I also look forward to #FollowFriday (FF) on Twitter.  It's a great way to find and begin a conversation with other Project Managers, Agile Enthusiasts, Kanban Practitioners, or anyone else having similar ideas or interests.  I feel bad when I sometimes forget to FF others who really should be reminded they write great stuff.

So, here are a few links to posts from blogs I read on a regular basis and a few people I follow on Twitter.  Twitter is so fast paced, a recommendation can come and go and perhaps be lost in the rapid stream of tweets.  By posting a few blog links here, I think there is a higher probability my praise of them will be heard by others.  In Latin I would say nanos gigantum humeris insidentes.  In layman terms, I would say I stand on the shoulders of giants.

Who's blog I read:

  • Alec Satin This week Alec wrote 7 lessons from a heart attack. It was an excellent post that helped me put things into perspective.  I'm glad Alec will be ok and will continue to post about people, projects, and process.
  • Deep Fried Brain This week Harwinder a.k.a Brian Washer wrote about the good, the bad, and the ugly of PMI component chapters.  This was great insight  PMPs (new and seasoned) will find valuable.  This blog provides a lot of excellent information about preparing for the PMP exam or maintaining your PMP credentials.
  • Mike Cottmeyer This week Mike wrote on his Leading Agile blog asking Why is Agile so hard to sell? He went on to ask why wouldn't a management team embrace a set of methodologies so focused on giving them what they need the most?   He's an Agile thinker, writer, consultant, and coffee drinker.

Who I Follow:

@pmstudent - Josh Nankivel helps new and aspiring project managers reach their career goals including gaining experience, education, PMP certification, and more.  He's listed as the "unofficial" most influential Project Manager on Twitter.  His blog is a must read if you're active in the PM community.  He's a member of PMI's New Media Council.  Lastly, he recently released his own product, WBS Coach.  Yes, if you purchase WBS Coach some of the proceeds would go back to me by way of an affiliate fee.  I'm not afraid to say that because I'm honored to be affiliated with what Josh does.  I can't say enough good things about what he does.

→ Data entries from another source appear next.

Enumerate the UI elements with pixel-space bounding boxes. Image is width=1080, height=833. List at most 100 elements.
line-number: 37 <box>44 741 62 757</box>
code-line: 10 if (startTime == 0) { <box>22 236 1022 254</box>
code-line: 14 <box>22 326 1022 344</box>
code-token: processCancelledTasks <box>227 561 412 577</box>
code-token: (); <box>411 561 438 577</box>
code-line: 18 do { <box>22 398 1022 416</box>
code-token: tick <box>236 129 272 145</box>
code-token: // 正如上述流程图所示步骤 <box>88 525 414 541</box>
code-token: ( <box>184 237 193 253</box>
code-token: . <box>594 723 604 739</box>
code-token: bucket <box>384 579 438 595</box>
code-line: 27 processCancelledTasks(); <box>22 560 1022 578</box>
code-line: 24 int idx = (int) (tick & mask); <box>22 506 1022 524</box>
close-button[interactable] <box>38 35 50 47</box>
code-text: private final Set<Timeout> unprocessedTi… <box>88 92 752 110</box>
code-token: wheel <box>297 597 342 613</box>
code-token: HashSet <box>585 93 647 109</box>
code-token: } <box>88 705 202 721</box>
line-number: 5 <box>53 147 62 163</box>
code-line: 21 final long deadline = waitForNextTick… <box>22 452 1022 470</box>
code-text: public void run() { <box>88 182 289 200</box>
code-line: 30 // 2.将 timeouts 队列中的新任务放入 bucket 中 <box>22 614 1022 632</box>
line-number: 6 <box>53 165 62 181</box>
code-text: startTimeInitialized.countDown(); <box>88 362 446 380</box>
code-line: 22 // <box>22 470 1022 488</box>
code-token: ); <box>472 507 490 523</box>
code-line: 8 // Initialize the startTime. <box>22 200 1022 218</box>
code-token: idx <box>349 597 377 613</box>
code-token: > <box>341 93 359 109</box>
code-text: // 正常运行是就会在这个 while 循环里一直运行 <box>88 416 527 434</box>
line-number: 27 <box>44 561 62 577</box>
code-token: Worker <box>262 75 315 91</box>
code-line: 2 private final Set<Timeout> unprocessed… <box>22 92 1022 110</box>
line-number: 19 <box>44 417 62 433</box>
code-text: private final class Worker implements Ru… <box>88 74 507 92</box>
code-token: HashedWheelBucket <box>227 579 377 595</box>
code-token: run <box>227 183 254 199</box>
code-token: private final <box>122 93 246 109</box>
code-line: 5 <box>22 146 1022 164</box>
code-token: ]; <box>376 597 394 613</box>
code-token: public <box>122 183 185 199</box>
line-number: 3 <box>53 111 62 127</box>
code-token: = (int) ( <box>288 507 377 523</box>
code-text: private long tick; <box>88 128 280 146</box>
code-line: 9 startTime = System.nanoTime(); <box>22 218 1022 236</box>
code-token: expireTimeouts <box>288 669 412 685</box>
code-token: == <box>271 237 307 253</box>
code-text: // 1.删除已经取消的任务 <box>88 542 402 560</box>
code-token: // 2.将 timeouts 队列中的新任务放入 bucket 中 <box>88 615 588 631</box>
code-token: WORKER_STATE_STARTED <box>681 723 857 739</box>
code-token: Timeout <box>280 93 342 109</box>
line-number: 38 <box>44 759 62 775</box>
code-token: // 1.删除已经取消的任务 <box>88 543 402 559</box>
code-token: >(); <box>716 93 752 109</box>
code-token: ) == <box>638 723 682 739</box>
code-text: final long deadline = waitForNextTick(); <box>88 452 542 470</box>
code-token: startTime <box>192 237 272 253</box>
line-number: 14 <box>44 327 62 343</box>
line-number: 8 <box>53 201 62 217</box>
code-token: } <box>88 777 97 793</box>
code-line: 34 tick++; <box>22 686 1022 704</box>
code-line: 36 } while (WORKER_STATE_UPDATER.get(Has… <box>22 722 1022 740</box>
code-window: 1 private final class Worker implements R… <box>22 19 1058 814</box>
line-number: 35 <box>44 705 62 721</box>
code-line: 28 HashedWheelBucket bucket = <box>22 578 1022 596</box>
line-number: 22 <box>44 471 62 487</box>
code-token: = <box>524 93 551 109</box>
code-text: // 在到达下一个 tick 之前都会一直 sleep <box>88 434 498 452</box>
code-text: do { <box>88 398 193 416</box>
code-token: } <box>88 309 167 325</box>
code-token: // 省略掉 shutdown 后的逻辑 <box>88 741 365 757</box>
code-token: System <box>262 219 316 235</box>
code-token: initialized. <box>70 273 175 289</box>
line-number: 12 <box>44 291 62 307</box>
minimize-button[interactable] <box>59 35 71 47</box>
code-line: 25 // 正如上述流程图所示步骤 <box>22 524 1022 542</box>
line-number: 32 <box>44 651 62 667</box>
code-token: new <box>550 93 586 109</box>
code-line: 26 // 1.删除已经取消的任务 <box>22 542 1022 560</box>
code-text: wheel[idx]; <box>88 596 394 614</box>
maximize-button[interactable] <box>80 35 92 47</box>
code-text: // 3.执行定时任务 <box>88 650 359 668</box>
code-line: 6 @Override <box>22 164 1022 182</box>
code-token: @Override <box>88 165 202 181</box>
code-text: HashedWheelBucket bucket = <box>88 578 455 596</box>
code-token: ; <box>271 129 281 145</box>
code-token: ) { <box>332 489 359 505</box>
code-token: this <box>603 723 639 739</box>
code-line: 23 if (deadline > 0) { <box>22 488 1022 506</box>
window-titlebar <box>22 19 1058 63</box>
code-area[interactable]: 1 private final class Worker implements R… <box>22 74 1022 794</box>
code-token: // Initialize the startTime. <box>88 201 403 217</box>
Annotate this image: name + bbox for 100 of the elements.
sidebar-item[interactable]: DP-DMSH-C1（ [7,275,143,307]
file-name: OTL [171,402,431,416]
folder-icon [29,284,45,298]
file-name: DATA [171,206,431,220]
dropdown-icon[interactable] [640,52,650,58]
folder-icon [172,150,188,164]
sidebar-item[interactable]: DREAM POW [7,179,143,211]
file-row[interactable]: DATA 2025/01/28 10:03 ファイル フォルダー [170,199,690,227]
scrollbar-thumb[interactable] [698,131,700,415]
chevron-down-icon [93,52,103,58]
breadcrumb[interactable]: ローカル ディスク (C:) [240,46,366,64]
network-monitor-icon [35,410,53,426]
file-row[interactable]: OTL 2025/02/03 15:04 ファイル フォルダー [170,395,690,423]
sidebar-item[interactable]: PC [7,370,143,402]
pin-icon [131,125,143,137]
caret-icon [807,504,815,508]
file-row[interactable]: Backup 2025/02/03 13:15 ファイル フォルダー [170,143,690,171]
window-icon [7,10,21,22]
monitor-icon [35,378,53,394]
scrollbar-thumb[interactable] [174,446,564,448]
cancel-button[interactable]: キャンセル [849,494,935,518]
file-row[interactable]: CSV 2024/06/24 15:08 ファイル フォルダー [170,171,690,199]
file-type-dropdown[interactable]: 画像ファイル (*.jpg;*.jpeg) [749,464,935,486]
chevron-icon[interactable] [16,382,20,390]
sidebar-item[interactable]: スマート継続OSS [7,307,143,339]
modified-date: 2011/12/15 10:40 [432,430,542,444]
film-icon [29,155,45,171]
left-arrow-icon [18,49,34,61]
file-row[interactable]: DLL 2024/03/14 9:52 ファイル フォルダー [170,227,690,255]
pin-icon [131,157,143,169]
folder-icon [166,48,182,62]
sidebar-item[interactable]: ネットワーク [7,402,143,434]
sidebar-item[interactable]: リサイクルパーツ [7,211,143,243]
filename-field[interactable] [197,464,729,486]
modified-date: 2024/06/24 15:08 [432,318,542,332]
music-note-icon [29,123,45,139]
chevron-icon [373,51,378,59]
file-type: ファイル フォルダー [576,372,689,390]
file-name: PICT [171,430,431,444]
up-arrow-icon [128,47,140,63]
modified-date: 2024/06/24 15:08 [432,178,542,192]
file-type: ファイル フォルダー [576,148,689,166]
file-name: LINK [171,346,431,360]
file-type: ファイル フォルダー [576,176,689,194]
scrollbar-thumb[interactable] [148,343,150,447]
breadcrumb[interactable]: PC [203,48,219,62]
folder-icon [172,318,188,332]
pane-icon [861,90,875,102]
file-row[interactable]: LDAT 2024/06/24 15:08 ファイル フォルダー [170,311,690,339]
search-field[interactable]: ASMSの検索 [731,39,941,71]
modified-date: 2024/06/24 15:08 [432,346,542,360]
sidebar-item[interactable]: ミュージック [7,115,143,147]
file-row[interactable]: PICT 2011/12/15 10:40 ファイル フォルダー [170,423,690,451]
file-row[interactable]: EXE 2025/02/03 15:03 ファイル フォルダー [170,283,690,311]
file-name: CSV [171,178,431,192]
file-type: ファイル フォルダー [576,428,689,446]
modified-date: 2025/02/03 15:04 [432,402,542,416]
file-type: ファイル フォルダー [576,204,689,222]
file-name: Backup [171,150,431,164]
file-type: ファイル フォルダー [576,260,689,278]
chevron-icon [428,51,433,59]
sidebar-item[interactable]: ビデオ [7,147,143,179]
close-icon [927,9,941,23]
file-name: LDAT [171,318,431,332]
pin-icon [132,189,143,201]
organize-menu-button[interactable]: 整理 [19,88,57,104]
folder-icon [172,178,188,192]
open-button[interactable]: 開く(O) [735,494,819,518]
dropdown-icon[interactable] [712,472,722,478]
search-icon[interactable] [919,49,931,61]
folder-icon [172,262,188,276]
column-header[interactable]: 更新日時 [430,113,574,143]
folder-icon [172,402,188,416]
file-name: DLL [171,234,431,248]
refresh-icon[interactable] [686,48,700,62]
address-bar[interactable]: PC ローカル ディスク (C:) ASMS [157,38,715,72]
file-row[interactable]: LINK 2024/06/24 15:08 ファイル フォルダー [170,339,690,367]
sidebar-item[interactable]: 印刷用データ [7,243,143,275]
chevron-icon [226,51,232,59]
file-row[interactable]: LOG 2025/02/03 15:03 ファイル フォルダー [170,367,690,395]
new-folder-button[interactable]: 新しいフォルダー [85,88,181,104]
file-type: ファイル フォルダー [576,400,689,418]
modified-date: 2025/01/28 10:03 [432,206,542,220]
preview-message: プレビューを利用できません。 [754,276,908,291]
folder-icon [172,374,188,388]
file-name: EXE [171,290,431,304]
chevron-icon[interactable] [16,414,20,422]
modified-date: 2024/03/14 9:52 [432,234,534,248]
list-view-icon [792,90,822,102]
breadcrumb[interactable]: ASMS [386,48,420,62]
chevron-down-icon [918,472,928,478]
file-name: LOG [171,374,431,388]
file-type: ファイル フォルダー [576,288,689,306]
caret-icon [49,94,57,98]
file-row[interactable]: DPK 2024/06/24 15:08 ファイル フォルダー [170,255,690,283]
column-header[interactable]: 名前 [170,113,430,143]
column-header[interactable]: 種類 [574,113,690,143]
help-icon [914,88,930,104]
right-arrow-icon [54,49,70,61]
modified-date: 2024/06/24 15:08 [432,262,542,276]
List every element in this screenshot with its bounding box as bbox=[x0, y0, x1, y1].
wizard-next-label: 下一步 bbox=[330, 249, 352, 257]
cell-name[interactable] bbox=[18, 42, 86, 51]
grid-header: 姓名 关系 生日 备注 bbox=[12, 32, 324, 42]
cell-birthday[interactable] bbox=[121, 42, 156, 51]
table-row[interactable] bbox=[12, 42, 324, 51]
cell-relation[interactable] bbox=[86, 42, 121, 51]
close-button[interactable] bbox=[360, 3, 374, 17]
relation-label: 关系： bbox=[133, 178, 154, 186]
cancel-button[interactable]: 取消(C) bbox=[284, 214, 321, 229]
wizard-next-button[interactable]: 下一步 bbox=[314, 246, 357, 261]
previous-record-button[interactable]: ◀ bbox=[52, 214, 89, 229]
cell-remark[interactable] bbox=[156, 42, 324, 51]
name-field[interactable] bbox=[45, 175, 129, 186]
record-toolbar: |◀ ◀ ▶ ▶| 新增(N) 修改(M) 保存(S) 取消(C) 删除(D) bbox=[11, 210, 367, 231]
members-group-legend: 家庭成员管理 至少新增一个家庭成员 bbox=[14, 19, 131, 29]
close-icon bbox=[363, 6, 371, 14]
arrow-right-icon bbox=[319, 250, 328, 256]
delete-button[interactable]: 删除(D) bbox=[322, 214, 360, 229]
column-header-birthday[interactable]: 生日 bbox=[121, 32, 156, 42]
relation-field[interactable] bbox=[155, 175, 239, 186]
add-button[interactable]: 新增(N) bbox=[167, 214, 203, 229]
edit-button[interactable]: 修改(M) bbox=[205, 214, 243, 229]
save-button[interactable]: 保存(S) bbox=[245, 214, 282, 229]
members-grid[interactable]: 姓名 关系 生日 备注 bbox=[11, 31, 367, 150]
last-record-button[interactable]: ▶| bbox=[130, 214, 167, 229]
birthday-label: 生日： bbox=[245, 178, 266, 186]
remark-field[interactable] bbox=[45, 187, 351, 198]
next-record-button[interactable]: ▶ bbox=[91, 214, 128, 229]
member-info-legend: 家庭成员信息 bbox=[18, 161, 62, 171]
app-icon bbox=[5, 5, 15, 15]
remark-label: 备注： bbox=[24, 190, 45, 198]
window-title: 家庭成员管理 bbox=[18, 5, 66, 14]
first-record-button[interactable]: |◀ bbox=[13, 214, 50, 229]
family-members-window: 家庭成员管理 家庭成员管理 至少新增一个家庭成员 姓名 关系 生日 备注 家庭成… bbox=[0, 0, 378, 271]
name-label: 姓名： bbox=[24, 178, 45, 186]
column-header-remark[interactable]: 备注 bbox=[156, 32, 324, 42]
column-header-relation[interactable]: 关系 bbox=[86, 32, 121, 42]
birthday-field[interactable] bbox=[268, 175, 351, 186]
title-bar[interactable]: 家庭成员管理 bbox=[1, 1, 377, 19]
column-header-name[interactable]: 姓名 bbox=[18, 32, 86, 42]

That's all I can offer for now.  There are numerous people I would recommend but there is just so much people want to read in a blog post before their eyes start rolling to the back of their heads.

How To Know When A Meeting Has Ended

I just read are very intriguing post by Ken Clyne on the Agile Blog, located at The post was about how problems can arise when people don't realize a meeting is over.  Ken offered one way to avoid the never-ending meeting is by having a clear signal that the meeting has ended. I could not agree more. Don't you just hate it when a meeting has ended, not everyone knows, and people just start to filter out of the area?  I've found myself looking at the meeting host and actually ask if we were done.  That is not a way to conduct a meeting.

Though I believe this applies to all meetings, the daily stand-up (daily scrum) really needs to have a clear beginning and end.  Though some may not agree with me, I like to use a visual aid like a big alarm clock.  Everyone sees the clock ticking away and know a very loud alarm is going to go off at an agreed upon time.  You see people get anxious if others are rambling on and the time is ticking away.  Think back to your youth.  Remember how you knew you were late for class because you heard that starting bell?  Remember how you knew you were dismissed from class because you heard that same bell? Let those years of conditioning motivate the team.  Though I like the visual queue, you should still say something to the team to close the meeting.

Unlike your school days and hearing your assignment is due Monday, I know I've closed meetings with So let it be written, so let it be done, Make it so and May the force be with you.